The real question now is: How do we use AI meaningfully? How do we turn it into a thought partner—not a shortcut?
Here are two ways I’ve started doing that in class:
Use AI to Practice the Process, Not Just Produce the Product One of the most effective ways I’ve used AI in class is to treat it as a starting point, not the final product. I have students use AI to generate a response, then paraphrase it in their own words, critique what’s missing, and decide what they’d keep or change. This process helps them engage with the content, reflect on their own thinking, and develop stronger writing and reasoning skills. Whether it’s analyzing a historical event or building an argument, the focus is always on using AI to support the learning—not replace it.

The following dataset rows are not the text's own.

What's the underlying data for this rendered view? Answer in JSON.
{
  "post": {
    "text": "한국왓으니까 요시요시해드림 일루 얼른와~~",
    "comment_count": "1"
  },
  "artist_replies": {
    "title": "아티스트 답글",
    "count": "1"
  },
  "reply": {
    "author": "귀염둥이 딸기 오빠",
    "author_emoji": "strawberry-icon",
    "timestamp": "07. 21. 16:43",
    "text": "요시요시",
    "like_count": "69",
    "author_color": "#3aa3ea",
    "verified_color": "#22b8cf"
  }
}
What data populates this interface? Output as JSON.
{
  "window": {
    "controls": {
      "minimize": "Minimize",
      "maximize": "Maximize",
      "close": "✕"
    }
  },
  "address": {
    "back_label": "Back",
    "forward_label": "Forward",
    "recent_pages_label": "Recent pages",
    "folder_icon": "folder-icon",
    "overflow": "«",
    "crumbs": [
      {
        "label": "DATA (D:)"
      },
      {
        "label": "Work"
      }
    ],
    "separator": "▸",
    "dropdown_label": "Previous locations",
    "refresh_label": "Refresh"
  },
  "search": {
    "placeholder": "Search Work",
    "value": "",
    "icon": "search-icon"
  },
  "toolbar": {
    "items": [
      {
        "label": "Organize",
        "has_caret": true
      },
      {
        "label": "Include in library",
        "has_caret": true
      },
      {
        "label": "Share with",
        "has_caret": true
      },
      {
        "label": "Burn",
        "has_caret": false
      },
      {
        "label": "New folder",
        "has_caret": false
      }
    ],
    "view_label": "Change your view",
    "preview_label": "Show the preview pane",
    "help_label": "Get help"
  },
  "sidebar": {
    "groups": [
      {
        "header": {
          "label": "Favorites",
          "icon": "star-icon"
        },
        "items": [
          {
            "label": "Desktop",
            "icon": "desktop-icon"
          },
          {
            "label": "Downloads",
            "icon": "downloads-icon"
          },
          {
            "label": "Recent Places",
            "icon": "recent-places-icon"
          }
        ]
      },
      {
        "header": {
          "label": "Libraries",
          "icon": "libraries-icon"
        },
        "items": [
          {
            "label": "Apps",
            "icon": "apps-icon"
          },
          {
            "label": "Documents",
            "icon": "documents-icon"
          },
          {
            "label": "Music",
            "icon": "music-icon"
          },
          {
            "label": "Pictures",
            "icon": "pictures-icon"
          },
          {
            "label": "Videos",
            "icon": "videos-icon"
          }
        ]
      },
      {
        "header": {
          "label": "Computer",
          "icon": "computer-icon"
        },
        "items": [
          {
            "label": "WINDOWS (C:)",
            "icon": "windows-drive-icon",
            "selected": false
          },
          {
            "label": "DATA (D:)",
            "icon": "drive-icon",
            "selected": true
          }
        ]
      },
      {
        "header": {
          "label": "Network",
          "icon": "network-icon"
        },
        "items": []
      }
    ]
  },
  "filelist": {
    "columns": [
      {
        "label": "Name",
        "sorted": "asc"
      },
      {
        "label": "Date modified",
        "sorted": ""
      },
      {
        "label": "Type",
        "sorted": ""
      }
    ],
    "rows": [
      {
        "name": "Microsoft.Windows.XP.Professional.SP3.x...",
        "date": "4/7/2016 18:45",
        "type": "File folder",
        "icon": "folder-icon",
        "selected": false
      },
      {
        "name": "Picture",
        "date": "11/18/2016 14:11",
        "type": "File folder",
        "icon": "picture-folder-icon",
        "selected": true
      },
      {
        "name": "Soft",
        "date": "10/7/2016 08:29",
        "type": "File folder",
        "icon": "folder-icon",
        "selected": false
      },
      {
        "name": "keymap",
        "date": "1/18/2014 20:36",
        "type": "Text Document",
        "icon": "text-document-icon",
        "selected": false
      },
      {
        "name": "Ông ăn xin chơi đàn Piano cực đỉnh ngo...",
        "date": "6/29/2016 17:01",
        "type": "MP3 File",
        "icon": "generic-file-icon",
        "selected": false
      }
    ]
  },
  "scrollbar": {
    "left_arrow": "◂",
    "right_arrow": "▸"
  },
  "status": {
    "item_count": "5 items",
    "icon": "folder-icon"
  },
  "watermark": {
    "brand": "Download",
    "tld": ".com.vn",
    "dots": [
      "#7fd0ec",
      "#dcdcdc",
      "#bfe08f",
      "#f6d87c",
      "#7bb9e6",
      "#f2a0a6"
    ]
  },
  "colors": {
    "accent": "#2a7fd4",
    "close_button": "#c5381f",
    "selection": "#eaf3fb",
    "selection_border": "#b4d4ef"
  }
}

Evaluate the Feedback Itself One thing I do regularly: students create a slide summarizing their thinking, screenshot it, and upload it to MagicSchool. AI gives feedback, but here’s the key—they don’t just revise based on it. They evaluate it. Was it helpful? Confusing? Did it miss the point entirely? This makes feedback a thinking task. It gives students the power to decide what advice is worth using—and what isn’t. They’re not blindly following directions; they’re making choices. That’s real learning.